Trans Mountain Corporation, the government-owned entity that completed the pipeline construction, told Reuters in an email that line fill on the expanded pipeline would be completed in early May.

After a series of delays, cost overruns, and legal challenges, the expanded Trans Mountain oil pipeline will open for business on May 1, the company said early this month.

“The Commencement Date for commercial operation of the expanded system will be May 1, 2024. Trans Mountain anticipates providing service for all contracted volumes in the month of May,” Trans Mountain Corporation said in early April.

The expanded pipeline will triple the capacity of the original pipeline to 890,000 barrels per day (bpd) from 300,000 bpd to carry crude from Alberta’s oil sands to British Columbia on the Pacific Coast.  
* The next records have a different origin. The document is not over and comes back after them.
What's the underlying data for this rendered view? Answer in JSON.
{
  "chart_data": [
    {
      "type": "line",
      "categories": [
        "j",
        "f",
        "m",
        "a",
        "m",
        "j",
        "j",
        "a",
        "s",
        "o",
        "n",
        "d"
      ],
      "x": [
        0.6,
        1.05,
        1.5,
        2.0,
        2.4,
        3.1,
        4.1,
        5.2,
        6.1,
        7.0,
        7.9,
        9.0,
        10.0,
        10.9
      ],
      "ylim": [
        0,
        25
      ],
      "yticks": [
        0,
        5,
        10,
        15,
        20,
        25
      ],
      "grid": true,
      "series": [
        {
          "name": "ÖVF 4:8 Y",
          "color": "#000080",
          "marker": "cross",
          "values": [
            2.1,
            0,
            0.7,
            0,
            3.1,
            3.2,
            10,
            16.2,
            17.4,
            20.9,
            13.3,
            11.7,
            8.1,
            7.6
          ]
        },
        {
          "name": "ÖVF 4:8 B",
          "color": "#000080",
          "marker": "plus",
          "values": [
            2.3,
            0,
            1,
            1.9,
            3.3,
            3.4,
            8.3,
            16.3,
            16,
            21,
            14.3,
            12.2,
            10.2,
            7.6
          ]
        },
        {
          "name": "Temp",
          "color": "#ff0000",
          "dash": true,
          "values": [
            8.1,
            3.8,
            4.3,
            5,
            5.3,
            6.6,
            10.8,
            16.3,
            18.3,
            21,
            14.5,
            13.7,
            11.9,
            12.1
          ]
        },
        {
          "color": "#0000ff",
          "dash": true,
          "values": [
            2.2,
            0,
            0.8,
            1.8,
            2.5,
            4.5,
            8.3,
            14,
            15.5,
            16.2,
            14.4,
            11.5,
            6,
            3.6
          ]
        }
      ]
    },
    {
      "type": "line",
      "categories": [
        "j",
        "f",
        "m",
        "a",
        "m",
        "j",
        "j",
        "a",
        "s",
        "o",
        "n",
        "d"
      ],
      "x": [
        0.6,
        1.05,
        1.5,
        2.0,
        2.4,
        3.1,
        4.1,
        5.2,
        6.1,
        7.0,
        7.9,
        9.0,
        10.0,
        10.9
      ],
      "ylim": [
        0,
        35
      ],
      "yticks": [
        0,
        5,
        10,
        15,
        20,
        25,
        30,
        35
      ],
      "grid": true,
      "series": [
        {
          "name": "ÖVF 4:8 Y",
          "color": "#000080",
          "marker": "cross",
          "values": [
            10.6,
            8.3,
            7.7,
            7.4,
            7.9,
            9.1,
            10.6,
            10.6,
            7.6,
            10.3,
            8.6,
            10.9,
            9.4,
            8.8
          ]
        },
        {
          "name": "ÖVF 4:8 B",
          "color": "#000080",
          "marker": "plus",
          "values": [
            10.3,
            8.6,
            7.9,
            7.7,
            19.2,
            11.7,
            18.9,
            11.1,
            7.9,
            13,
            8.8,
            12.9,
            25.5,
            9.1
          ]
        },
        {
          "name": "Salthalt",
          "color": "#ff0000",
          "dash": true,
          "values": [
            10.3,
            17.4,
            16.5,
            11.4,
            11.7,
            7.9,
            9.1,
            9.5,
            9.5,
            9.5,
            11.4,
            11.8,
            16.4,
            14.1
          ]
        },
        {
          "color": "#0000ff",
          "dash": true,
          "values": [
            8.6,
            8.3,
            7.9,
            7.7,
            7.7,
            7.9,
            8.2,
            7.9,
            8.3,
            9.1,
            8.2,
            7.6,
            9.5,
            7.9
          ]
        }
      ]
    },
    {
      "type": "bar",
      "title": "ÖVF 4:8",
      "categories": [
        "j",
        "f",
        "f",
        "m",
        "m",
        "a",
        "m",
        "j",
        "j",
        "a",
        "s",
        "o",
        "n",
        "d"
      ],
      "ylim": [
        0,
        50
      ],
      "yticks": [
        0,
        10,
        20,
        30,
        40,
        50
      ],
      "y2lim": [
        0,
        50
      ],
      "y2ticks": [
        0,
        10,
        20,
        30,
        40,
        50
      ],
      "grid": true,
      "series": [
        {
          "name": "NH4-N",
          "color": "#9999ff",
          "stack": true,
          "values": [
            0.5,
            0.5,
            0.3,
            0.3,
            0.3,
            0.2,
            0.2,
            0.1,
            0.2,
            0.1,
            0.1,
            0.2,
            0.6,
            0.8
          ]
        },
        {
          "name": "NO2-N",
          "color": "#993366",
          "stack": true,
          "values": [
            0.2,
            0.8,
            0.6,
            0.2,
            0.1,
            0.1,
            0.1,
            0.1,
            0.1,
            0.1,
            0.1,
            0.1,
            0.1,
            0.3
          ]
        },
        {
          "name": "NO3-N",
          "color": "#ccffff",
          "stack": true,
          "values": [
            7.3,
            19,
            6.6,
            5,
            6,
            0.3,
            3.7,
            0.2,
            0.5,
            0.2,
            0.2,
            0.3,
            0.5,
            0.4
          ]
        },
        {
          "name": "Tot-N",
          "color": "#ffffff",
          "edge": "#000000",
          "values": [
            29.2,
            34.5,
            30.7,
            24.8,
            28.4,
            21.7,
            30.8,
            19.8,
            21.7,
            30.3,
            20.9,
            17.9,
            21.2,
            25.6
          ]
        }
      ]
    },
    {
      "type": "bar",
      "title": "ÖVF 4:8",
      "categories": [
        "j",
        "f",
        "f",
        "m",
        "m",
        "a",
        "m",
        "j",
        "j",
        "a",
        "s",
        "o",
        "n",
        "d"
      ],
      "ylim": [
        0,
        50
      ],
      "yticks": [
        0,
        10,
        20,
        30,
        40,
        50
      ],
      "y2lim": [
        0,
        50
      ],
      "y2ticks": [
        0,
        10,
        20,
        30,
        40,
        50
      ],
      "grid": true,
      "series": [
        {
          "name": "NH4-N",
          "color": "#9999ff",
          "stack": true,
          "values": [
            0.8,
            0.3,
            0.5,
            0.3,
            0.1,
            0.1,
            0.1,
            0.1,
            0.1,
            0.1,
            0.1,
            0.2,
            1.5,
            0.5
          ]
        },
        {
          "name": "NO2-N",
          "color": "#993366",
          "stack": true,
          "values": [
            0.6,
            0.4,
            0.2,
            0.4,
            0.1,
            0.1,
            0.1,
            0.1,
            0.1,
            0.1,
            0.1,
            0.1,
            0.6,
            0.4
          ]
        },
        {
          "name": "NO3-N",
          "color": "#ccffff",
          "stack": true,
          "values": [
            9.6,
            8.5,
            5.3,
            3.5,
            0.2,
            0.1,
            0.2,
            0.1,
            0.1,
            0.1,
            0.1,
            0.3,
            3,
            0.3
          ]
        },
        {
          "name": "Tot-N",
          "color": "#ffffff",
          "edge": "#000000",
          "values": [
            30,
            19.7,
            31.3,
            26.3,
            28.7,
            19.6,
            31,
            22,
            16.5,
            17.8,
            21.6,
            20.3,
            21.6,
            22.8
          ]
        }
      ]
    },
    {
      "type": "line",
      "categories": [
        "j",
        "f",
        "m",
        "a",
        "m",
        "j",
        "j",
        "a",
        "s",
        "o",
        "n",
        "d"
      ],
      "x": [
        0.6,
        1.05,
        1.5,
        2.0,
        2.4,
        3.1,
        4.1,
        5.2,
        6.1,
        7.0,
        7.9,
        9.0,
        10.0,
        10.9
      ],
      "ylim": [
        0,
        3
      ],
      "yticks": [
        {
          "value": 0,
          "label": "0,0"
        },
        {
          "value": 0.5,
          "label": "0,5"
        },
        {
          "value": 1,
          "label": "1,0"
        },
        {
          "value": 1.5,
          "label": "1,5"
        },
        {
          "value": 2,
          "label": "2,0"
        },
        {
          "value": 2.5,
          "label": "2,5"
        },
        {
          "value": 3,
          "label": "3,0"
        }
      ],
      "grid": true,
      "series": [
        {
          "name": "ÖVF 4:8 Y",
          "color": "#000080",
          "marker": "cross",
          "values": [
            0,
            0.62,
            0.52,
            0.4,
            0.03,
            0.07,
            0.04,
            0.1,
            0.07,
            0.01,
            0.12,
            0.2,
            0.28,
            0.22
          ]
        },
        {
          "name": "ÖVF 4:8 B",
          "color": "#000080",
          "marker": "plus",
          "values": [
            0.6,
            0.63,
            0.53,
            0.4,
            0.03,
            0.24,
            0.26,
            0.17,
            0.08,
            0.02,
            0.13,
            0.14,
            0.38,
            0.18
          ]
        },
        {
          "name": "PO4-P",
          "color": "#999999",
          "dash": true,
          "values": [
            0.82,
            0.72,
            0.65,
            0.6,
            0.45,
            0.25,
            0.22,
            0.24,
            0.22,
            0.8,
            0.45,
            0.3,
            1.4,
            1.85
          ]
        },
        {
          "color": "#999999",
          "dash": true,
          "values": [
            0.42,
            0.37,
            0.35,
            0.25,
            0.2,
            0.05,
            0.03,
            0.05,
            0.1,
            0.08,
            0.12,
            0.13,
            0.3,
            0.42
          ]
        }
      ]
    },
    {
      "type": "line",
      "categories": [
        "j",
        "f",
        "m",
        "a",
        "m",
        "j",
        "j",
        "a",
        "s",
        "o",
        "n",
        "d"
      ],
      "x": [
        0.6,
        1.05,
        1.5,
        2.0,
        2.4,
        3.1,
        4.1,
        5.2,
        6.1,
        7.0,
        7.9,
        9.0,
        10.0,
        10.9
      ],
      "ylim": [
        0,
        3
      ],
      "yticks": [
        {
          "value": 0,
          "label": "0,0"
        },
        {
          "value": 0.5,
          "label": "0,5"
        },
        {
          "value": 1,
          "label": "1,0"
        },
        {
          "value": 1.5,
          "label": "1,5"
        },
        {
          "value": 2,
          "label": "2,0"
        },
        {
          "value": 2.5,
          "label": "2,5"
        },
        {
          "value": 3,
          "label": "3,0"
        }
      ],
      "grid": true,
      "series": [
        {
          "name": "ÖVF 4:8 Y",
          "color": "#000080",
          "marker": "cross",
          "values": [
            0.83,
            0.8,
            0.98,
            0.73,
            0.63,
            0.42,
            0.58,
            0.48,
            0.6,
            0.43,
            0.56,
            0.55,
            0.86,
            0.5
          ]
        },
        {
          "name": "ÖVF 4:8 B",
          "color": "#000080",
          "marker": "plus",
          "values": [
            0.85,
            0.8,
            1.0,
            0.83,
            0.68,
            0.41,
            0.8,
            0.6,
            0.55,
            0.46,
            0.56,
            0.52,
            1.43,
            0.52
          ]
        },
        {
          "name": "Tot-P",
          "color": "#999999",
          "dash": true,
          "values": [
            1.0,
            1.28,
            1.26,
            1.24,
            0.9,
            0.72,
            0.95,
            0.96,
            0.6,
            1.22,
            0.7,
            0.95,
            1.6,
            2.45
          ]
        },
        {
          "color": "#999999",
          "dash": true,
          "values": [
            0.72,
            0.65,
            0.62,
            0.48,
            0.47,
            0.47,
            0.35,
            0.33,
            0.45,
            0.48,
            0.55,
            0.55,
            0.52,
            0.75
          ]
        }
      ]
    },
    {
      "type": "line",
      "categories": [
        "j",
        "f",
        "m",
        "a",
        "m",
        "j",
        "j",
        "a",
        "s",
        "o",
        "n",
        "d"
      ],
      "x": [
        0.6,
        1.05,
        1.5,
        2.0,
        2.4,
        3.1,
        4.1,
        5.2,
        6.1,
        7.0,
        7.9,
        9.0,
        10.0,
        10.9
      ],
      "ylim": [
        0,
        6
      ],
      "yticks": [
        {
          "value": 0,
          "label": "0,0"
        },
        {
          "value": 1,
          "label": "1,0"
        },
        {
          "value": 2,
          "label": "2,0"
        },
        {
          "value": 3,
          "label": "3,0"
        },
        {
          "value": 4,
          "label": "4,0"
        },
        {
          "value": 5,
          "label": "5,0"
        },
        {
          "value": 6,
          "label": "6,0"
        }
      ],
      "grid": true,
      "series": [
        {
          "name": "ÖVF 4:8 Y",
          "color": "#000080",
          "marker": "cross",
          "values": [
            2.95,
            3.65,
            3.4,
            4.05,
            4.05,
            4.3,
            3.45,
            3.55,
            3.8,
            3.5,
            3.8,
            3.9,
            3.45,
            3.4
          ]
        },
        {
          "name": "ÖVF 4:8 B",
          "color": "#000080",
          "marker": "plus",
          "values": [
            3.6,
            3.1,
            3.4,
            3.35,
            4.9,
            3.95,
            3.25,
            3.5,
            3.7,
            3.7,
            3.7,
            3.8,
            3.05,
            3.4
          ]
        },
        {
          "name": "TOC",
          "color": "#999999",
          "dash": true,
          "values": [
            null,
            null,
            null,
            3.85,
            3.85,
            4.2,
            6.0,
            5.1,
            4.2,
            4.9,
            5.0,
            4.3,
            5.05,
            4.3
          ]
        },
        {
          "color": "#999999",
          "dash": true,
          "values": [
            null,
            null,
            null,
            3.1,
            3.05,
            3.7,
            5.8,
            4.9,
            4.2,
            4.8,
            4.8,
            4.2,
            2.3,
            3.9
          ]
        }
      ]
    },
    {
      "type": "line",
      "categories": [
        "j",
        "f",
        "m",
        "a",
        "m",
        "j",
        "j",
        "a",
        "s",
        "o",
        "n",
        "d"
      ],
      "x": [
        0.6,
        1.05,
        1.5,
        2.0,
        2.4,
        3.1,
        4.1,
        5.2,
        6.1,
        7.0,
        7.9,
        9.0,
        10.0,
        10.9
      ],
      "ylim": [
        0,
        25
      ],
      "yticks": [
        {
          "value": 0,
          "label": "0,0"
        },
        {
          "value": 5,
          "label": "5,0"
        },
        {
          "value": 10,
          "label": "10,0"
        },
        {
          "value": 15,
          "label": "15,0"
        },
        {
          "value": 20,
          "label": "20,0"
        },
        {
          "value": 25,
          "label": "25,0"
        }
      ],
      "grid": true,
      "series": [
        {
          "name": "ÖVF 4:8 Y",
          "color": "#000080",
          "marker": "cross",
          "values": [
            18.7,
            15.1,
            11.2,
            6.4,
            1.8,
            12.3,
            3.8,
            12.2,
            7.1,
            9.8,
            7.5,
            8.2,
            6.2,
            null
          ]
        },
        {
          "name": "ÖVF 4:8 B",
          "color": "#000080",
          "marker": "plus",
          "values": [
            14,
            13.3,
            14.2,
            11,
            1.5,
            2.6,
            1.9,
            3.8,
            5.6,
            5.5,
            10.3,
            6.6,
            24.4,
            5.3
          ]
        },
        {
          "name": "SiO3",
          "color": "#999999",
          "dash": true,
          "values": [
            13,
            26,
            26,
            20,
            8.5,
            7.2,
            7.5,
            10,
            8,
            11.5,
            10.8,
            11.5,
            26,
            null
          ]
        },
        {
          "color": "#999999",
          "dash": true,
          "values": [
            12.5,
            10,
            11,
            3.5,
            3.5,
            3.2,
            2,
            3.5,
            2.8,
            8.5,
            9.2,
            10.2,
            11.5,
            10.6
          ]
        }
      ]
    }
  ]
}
The Federal Government of Canada bought the Trans Mountain Pipeline Expansion (TMX) from Kinder Morgan back in 2018, together with related pipeline and terminal assets. That cost the federal government $3.3 billion (C$4.5 billion) at the time. Since then, the costs for the expansion of the pipeline have quadrupled to nearly $23 billion (C$30.9 billion).

The expansion project has faced continuous delays over the years. In one of the latest roadblocks in December, the Canadian regulator denied a variance request from the project developer to move a small section of the pipeline due to challenging drilling conditions.

The company asked the regulator to reconsider its decision, and received on January 12 a conditional approval, avoiding what could have been another two-year delay to start-up.